Para além disto, ganha consciência que Deus é Espírito e que Deus é uma força e um princípio de vida. Este é o simbolismo da «ressurreição», da «ascensão» e do «Pentecostes», os quais são as três formas de falar de um mesmo acontecimento que serviu de ponto de partida para uma reflexão teológica retrospectiva. Deus Espírito esteve presente já no baptismo de Jesus (Marcos), no seu nascimento e concepção (Mateus e Lucas) e na preexistência divina (João). Os evangelhos da infância são teologia narrativa que pretende ressaltar a filiação divina de Jesus. Jesus é, por antonomasia, o homem do Espírito, ou seja, o enviado de Deus. Esse mesmo Espírito divino que guiou Jesus, apresentou-se como inspirador da Igreja (menciona-se isso 37 vezes nos primeiros capítulos do livro dos Actos), motivou a crença do grupo dos helenistas e conduziu as missões para fora de Israel até Roma. É este processo que o livro dos Actos dos Apóstolos relata. A reivindicação da inspiração do Espírito serviu de instância legitimadora para responder aos novos desafios que se colocavam à comunidade de discípulos aquando da sua evolução a caminho de vir a ser uma Igreja.
A comunidade de fé pessoal e de vida fundada por Jesus tinha que ser completada com uma organização missionária, ministerial e sacramental, doutrinal e ritual a fim de consolidar e aumentar o incipiente cristianismo.
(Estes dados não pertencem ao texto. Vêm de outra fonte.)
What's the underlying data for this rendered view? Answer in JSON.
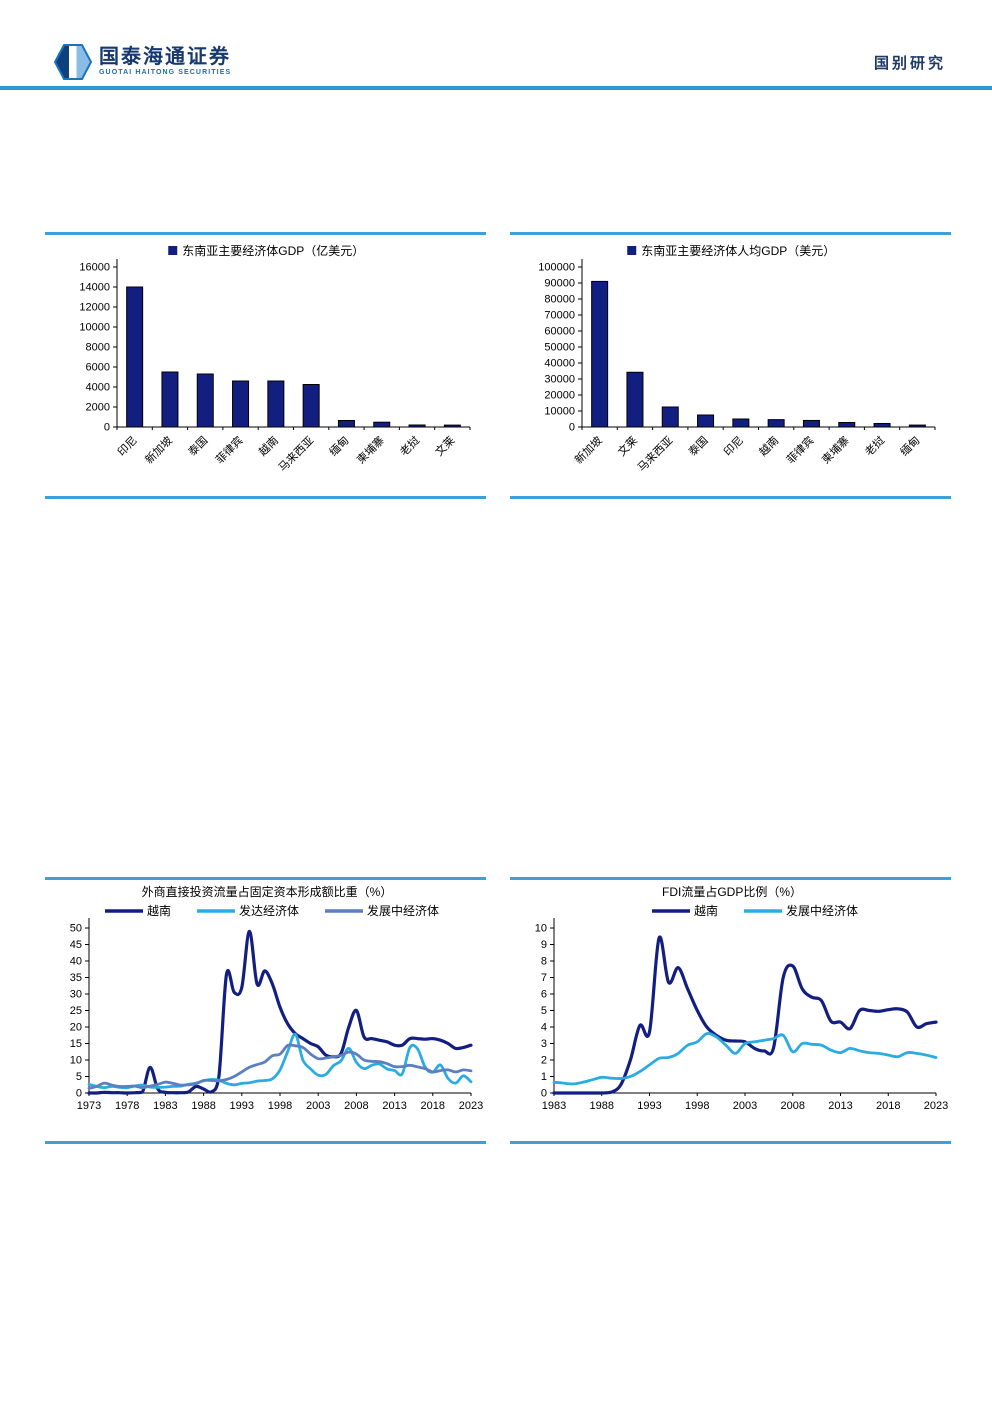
{
  "header": {
    "logo_title": "国泰海通证券",
    "logo_subtitle": "GUOTAI HAITONG SECURITIES",
    "section_label": "国别研究"
  },
  "colors": {
    "navy": "#131f80",
    "cyan": "#2aace2",
    "steel_blue": "#5b7fc0",
    "chart_border": "#3f9fd8",
    "header_rule": "#2c99d5",
    "header_text": "#1f3a68",
    "logo_text": "#16396e",
    "logo_subtext": "#1d6bb5"
  },
  "chart_data": [
    {
      "id": "gdp-bar",
      "type": "bar",
      "legend": "东南亚主要经济体GDP（亿美元）",
      "categories": [
        "印尼",
        "新加坡",
        "泰国",
        "菲律宾",
        "越南",
        "马来西亚",
        "缅甸",
        "柬埔寨",
        "老挝",
        "文莱"
      ],
      "values": [
        14000,
        5500,
        5300,
        4600,
        4600,
        4250,
        650,
        480,
        200,
        190
      ],
      "ylim": [
        0,
        16000
      ],
      "ytick_step": 2000,
      "bar_color_key": "navy",
      "grid": false,
      "legend_position": "top"
    },
    {
      "id": "gdp-per-capita-bar",
      "type": "bar",
      "legend": "东南亚主要经济体人均GDP（美元）",
      "categories": [
        "新加坡",
        "文莱",
        "马来西亚",
        "泰国",
        "印尼",
        "越南",
        "菲律宾",
        "柬埔寨",
        "老挝",
        "缅甸"
      ],
      "values": [
        91000,
        34200,
        12500,
        7500,
        5000,
        4600,
        4100,
        2800,
        2200,
        1200
      ],
      "ylim": [
        0,
        100000
      ],
      "ytick_step": 10000,
      "bar_color_key": "navy",
      "grid": false,
      "legend_position": "top"
    },
    {
      "id": "fdi-gfcf-line",
      "type": "line",
      "title": "外商直接投资流量占固定资本形成额比重（%）",
      "x_start": 1973,
      "x_end": 2023,
      "xtick_step": 5,
      "xtick_labels": [
        "1973",
        "1978",
        "1983",
        "1988",
        "1993",
        "1998",
        "2003",
        "2008",
        "2013",
        "2018",
        "2023"
      ],
      "ylim": [
        0,
        50
      ],
      "ytick_step": 5,
      "grid": false,
      "legend_position": "top",
      "series": [
        {
          "name": "越南",
          "color_key": "navy",
          "values": [
            0,
            0,
            0.2,
            0.1,
            0.1,
            0,
            0.1,
            0.3,
            7.8,
            1.2,
            0.2,
            0.1,
            0.1,
            0.3,
            2,
            1.2,
            0.3,
            5,
            36,
            30.5,
            32,
            49,
            33,
            37,
            33,
            26,
            21,
            18,
            16.5,
            15,
            14,
            11.5,
            11,
            12,
            20,
            25,
            17,
            16.5,
            16,
            15.5,
            14.5,
            14.5,
            16.5,
            16.5,
            16.3,
            16.5,
            16,
            15,
            13.5,
            13.8,
            14.5
          ]
        },
        {
          "name": "发达经济体",
          "color_key": "cyan",
          "values": [
            2.6,
            2,
            1.6,
            2,
            1.7,
            1.6,
            2.1,
            2.4,
            1.8,
            1.7,
            1.8,
            2,
            2.1,
            2.6,
            3,
            3.7,
            4.1,
            3.9,
            2.9,
            2.5,
            2.9,
            3.1,
            3.6,
            3.8,
            4.3,
            7,
            12.5,
            17.8,
            10,
            7.3,
            5.4,
            5.6,
            8.3,
            9.8,
            13.5,
            9.3,
            7.4,
            8.4,
            8.8,
            7.3,
            6.8,
            5.8,
            13.8,
            13.4,
            7.8,
            6.3,
            8.5,
            4.4,
            3,
            5.2,
            3.4
          ]
        },
        {
          "name": "发展中经济体",
          "color_key": "steel_blue",
          "values": [
            1.4,
            2,
            3,
            2.4,
            2,
            2,
            2.1,
            1.6,
            2.1,
            2.6,
            3.3,
            2.9,
            2.4,
            2.5,
            2.8,
            3.8,
            3.8,
            3.7,
            4.1,
            5,
            6.4,
            7.8,
            8.6,
            9.4,
            11.3,
            11.8,
            14.4,
            14.3,
            13.8,
            11.8,
            10.4,
            10.6,
            11,
            11.4,
            12.4,
            11.8,
            10,
            9.6,
            9.5,
            8.9,
            8,
            8,
            8.4,
            7.9,
            7.4,
            6.4,
            6.8,
            7,
            6.4,
            7,
            6.7
          ]
        }
      ]
    },
    {
      "id": "fdi-gdp-line",
      "type": "line",
      "title": "FDI流量占GDP比例（%）",
      "x_start": 1983,
      "x_end": 2023,
      "xtick_step": 5,
      "xtick_labels": [
        "1983",
        "1988",
        "1993",
        "1998",
        "2003",
        "2008",
        "2013",
        "2018",
        "2023"
      ],
      "ylim": [
        0,
        10
      ],
      "ytick_step": 1,
      "grid": false,
      "legend_position": "top",
      "series": [
        {
          "name": "越南",
          "color_key": "navy",
          "values": [
            0,
            0,
            0,
            0,
            0,
            0,
            0.05,
            0.5,
            2,
            4.1,
            3.7,
            9.4,
            6.7,
            7.6,
            6.3,
            5,
            4,
            3.5,
            3.2,
            3.15,
            3.1,
            2.7,
            2.55,
            2.75,
            7,
            7.7,
            6.3,
            5.8,
            5.6,
            4.35,
            4.3,
            3.9,
            5,
            5,
            4.95,
            5.05,
            5.1,
            4.9,
            4,
            4.2,
            4.3
          ]
        },
        {
          "name": "发展中经济体",
          "color_key": "cyan",
          "values": [
            0.65,
            0.6,
            0.55,
            0.65,
            0.8,
            0.95,
            0.9,
            0.88,
            1,
            1.3,
            1.7,
            2.1,
            2.15,
            2.4,
            2.9,
            3.1,
            3.6,
            3.4,
            2.9,
            2.4,
            3,
            3.1,
            3.2,
            3.3,
            3.5,
            2.5,
            3,
            2.95,
            2.9,
            2.6,
            2.45,
            2.7,
            2.55,
            2.45,
            2.4,
            2.3,
            2.2,
            2.45,
            2.4,
            2.3,
            2.15
          ]
        }
      ]
    }
  ]
}
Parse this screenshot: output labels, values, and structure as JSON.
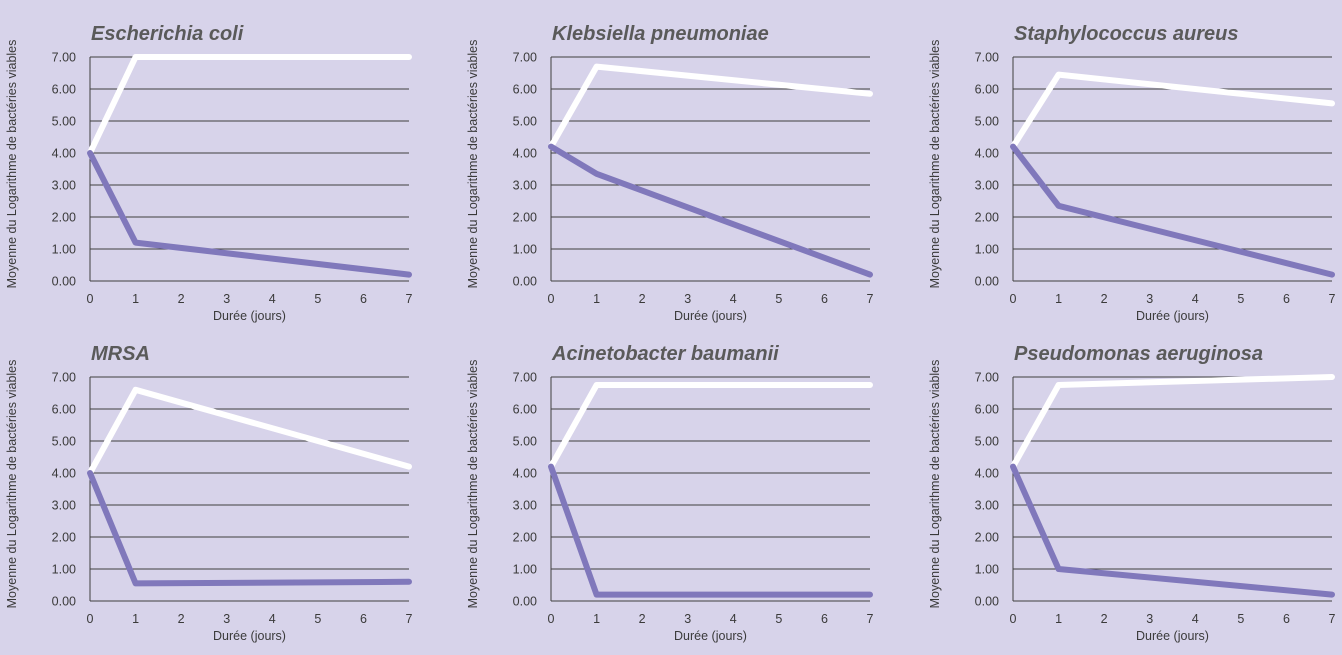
{
  "colors": {
    "background": "#d7d3ea",
    "treated_series": "#8078bb",
    "control_series": "#ffffff",
    "grid": "#3f3f3f",
    "title": "#5a5a5a"
  },
  "chart_data": [
    {
      "type": "line",
      "title": "Escherichia coli",
      "xlabel": "Durée (jours)",
      "ylabel": "Moyenne du Logarithme de bactéries viables",
      "x": [
        0,
        1,
        7
      ],
      "x_ticks": [
        "0",
        "1",
        "2",
        "3",
        "4",
        "5",
        "6",
        "7"
      ],
      "y_ticks": [
        "0.00",
        "1.00",
        "2.00",
        "3.00",
        "4.00",
        "5.00",
        "6.00",
        "7.00"
      ],
      "xlim": [
        0,
        7
      ],
      "ylim": [
        0,
        7
      ],
      "grid": true,
      "series": [
        {
          "color": "#ffffff",
          "values": [
            4.0,
            7.0,
            7.0
          ]
        },
        {
          "color": "#8078bb",
          "values": [
            4.0,
            1.2,
            0.2
          ]
        }
      ]
    },
    {
      "type": "line",
      "title": "Klebsiella pneumoniae",
      "xlabel": "Durée (jours)",
      "ylabel": "Moyenne du Logarithme de bactéries viables",
      "x": [
        0,
        1,
        7
      ],
      "x_ticks": [
        "0",
        "1",
        "2",
        "3",
        "4",
        "5",
        "6",
        "7"
      ],
      "y_ticks": [
        "0.00",
        "1.00",
        "2.00",
        "3.00",
        "4.00",
        "5.00",
        "6.00",
        "7.00"
      ],
      "xlim": [
        0,
        7
      ],
      "ylim": [
        0,
        7
      ],
      "grid": true,
      "series": [
        {
          "color": "#ffffff",
          "values": [
            4.2,
            6.7,
            5.85
          ]
        },
        {
          "color": "#8078bb",
          "values": [
            4.2,
            3.35,
            0.2
          ]
        }
      ]
    },
    {
      "type": "line",
      "title": "Staphylococcus aureus",
      "xlabel": "Durée (jours)",
      "ylabel": "Moyenne du Logarithme de bactéries viables",
      "x": [
        0,
        1,
        7
      ],
      "x_ticks": [
        "0",
        "1",
        "2",
        "3",
        "4",
        "5",
        "6",
        "7"
      ],
      "y_ticks": [
        "0.00",
        "1.00",
        "2.00",
        "3.00",
        "4.00",
        "5.00",
        "6.00",
        "7.00"
      ],
      "xlim": [
        0,
        7
      ],
      "ylim": [
        0,
        7
      ],
      "grid": true,
      "series": [
        {
          "color": "#ffffff",
          "values": [
            4.2,
            6.45,
            5.55
          ]
        },
        {
          "color": "#8078bb",
          "values": [
            4.2,
            2.35,
            0.2
          ]
        }
      ]
    },
    {
      "type": "line",
      "title": "MRSA",
      "xlabel": "Durée (jours)",
      "ylabel": "Moyenne du Logarithme de bactéries viables",
      "x": [
        0,
        1,
        7
      ],
      "x_ticks": [
        "0",
        "1",
        "2",
        "3",
        "4",
        "5",
        "6",
        "7"
      ],
      "y_ticks": [
        "0.00",
        "1.00",
        "2.00",
        "3.00",
        "4.00",
        "5.00",
        "6.00",
        "7.00"
      ],
      "xlim": [
        0,
        7
      ],
      "ylim": [
        0,
        7
      ],
      "grid": true,
      "series": [
        {
          "color": "#ffffff",
          "values": [
            4.0,
            6.6,
            4.2
          ]
        },
        {
          "color": "#8078bb",
          "values": [
            4.0,
            0.55,
            0.6
          ]
        }
      ]
    },
    {
      "type": "line",
      "title": "Acinetobacter baumanii",
      "xlabel": "Durée (jours)",
      "ylabel": "Moyenne du Logarithme de bactéries viables",
      "x": [
        0,
        1,
        7
      ],
      "x_ticks": [
        "0",
        "1",
        "2",
        "3",
        "4",
        "5",
        "6",
        "7"
      ],
      "y_ticks": [
        "0.00",
        "1.00",
        "2.00",
        "3.00",
        "4.00",
        "5.00",
        "6.00",
        "7.00"
      ],
      "xlim": [
        0,
        7
      ],
      "ylim": [
        0,
        7
      ],
      "grid": true,
      "series": [
        {
          "color": "#ffffff",
          "values": [
            4.2,
            6.75,
            6.75
          ]
        },
        {
          "color": "#8078bb",
          "values": [
            4.2,
            0.2,
            0.2
          ]
        }
      ]
    },
    {
      "type": "line",
      "title": "Pseudomonas aeruginosa",
      "xlabel": "Durée (jours)",
      "ylabel": "Moyenne du Logarithme de bactéries viables",
      "x": [
        0,
        1,
        7
      ],
      "x_ticks": [
        "0",
        "1",
        "2",
        "3",
        "4",
        "5",
        "6",
        "7"
      ],
      "y_ticks": [
        "0.00",
        "1.00",
        "2.00",
        "3.00",
        "4.00",
        "5.00",
        "6.00",
        "7.00"
      ],
      "xlim": [
        0,
        7
      ],
      "ylim": [
        0,
        7
      ],
      "grid": true,
      "series": [
        {
          "color": "#ffffff",
          "values": [
            4.2,
            6.75,
            7.0
          ]
        },
        {
          "color": "#8078bb",
          "values": [
            4.2,
            1.0,
            0.2
          ]
        }
      ]
    }
  ]
}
Jesus estabeleceu uma comunidade discipular ao passo que a organização eclesiástica foi fruto duma série de decisões eclesiais que imediatamente assumiram valor dogmático vinculando-as ao Espírito Santo e à vida de Jesus.

A dinâmica histórica e teológica do catolicismo caracterizou-se pela sua capacidade de absorver e transformar as estruturas organizativas do Império romano e da religião judaica, com base nas quais se desenvolveu boa parte da sua organização institucional.





O carácter contingente dessas decisões tomadas ao longo da sua evolução, as quais foram absolutizadas através duma dupla referência a Cristo e ao Espírito, foram a causa das roturas do cristianismo no segundo milénio, decisões impugnadas pelas igrejas cristãs que questionaram o emaranhado organizativo que o catolicismo assumiu ao longo dos séculos II e III.

Juan Antonio Estrada, sj
‘Las primeras comunidades cristianas’, Ed. Trotta 2006, pp. 125-133.